02 maggio 2012

Magliari


Con il termine “magliaro” veniva definito un venditore ambulante di tessuti ed altro, spesso di illecita provenienza e di infima qualità, di cui venivano magnificate le immaginarie qualità e convenienza. Per estensione il termine oggi viene usato per indicare un piccolo imbroglione od un truffatore. Crediamo che, per ulteriore giustificata estensione tale termine possa essere applicato alle infinite miserabili trovate della classe politica, sempre attiva nel coniare nuovi fantasiosi termini per coprire la propria attività estorsiva.
Diamo qualche esempio di espressioni ben note a tutti. I redditi conseguiti nel corso della propria attività sono colpiti nel nostro paese da ben tre diverse forme di tassazione.
In primo luogo l’IRPEF (Imposta sui Redditi delle PErsone Fisiche), tristemente nota a tutti, con aliquote progressive in ossequio al dettato costituzionale, che vengono spesso modificate, sempre verso l’aumento e mai al ribasso.
Abbiamo poi l’IRES (Imposta sui REdditi  delle Società) che dal 2004 ha sostituito l’IRPEG (Imposta sui Redditi delle PErsone Giuridiche) con aliquote proporzionali.

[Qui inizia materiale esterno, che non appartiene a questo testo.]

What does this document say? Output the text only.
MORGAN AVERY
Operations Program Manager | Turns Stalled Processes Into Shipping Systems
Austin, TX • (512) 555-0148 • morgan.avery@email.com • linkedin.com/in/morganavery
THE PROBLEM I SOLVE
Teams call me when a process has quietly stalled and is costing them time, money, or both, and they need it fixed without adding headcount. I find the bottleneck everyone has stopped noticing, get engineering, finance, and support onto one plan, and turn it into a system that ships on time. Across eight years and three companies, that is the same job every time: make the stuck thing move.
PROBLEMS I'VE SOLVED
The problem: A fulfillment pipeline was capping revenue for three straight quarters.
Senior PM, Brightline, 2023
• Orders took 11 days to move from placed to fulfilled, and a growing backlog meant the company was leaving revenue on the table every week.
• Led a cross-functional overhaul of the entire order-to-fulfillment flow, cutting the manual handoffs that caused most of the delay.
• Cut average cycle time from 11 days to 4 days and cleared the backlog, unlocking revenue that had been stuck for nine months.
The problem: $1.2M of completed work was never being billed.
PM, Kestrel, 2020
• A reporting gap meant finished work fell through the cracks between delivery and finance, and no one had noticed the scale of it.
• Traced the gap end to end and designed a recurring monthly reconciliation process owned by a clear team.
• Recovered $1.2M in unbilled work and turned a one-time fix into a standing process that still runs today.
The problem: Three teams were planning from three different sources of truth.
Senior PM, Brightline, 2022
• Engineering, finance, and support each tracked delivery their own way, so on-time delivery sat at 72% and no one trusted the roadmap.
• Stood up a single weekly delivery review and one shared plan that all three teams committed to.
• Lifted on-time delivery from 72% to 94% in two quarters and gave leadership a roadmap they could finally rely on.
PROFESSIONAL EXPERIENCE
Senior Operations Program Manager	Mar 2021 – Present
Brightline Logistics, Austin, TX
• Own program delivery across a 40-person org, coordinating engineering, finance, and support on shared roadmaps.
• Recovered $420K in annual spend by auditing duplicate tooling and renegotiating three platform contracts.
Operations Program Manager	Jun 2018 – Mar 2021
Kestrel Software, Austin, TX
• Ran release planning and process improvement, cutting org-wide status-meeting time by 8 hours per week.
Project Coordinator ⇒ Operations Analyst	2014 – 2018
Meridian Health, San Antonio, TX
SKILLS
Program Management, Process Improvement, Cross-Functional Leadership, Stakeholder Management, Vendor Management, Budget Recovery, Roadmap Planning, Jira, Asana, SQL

C’è poi un doppione peggiorativo di quest’ultima imposta, l’IRAP (Imposta Regionale sulle Attività Produttive), proporzionale, che colpisce i redditi d’impresa, ma con criteri differenti rispetto alla precedente: sono colpiti anche i costi del personale (in un paese che deplora l’alto tasso di disoccupazione) ed i costi finanziari (compresi evidentemente i costi sostenuti per la reiterata insolvenza del settore pubblico nei confronti dei propri fornitori). Quest’ultima imposta è caratterizzata da varie stranezze. Innanzi tutto colpisce le “attività produttive”: ci si domanda come si potrebbero colpire le attività improduttive, e come l’improduttività potrebbe essere definita “attività”. Ricordiamo che fra le “attività” improduttive va compresa anche la maggior parte della pubblica amministrazione.
Ma le stranezze del sistema di tassazione dei redditi non finiscono qui. Si è inventato un ulteriore marchingegno truffaldino: gli “studi di settore”, il cui scopo sarebbe quello di determinare quale reddito deve produrre una determinata attività: essi vengono applicati indiscriminatamente, incuranti del fatto che c’è chi, con la medesima attività, guadagna molto, poco, niente o addirittura fallisce. Come curiosità notiamo che non esistono studi di settore, sia pure al solo scopo informativo, relativi alla produttività della pubblica amministrazione: dimenticanza o difesa del proprio orticello?
Tuttavia le incongruità del sistema fiscale non finiscono qui. In aggiunta alle imposte sul reddito esiste anche un’imposta sostanzialmente sul patrimonio (per ora solo immobiliare): l’IMU (Imposta Municipale Unica) che ha sostituito la precedente ICI (Imposta Comunale sugli Immobili), naturalmente con un sostanzioso aumento delle aliquote e con l’abolizione di certe esenzioni. Il fatto curioso di questa imposta è che, malgrado il nome di Municipale, buona parte del suo gettito va allo Stato centrale.
Ma c’è da fare un’ulteriore osservazione sulle imposte sul patrimonio. Innanzi tutto, come già fece osservare Luigi Einaudi, le imposte patrimoniali, salvo quelle in realtà espropriatrici, vengono pagate con il reddito. Quindi si tratta di una imposizione supplementare sui redditi a carico di quei soggetti che, grazie ai propri risparmi – e salvo prova contraria si deve presumere che si tratti di quote di reddito già tassate e risparmiate in precedenza  - hanno investito in immobili. Per ora almeno non vengono colpiti coloro che hanno effettuato investimenti diversi dall’immobiliare: gioielli, opere d’arte, oro, titoli di vario genere. Quindi esistono due categorie di cittadini: coloro che hanno voluto assicurarsi un tetto saranno tassati più pesantemente di coloro che hanno fatto la bella vita o che hanno deciso di investire diversamente i propri risparmi.
Se tutto questo configura uno Stato serio, onesto ed interessato alla crescita ed al benessere del paese lo lasciamo giudicare ai lettori.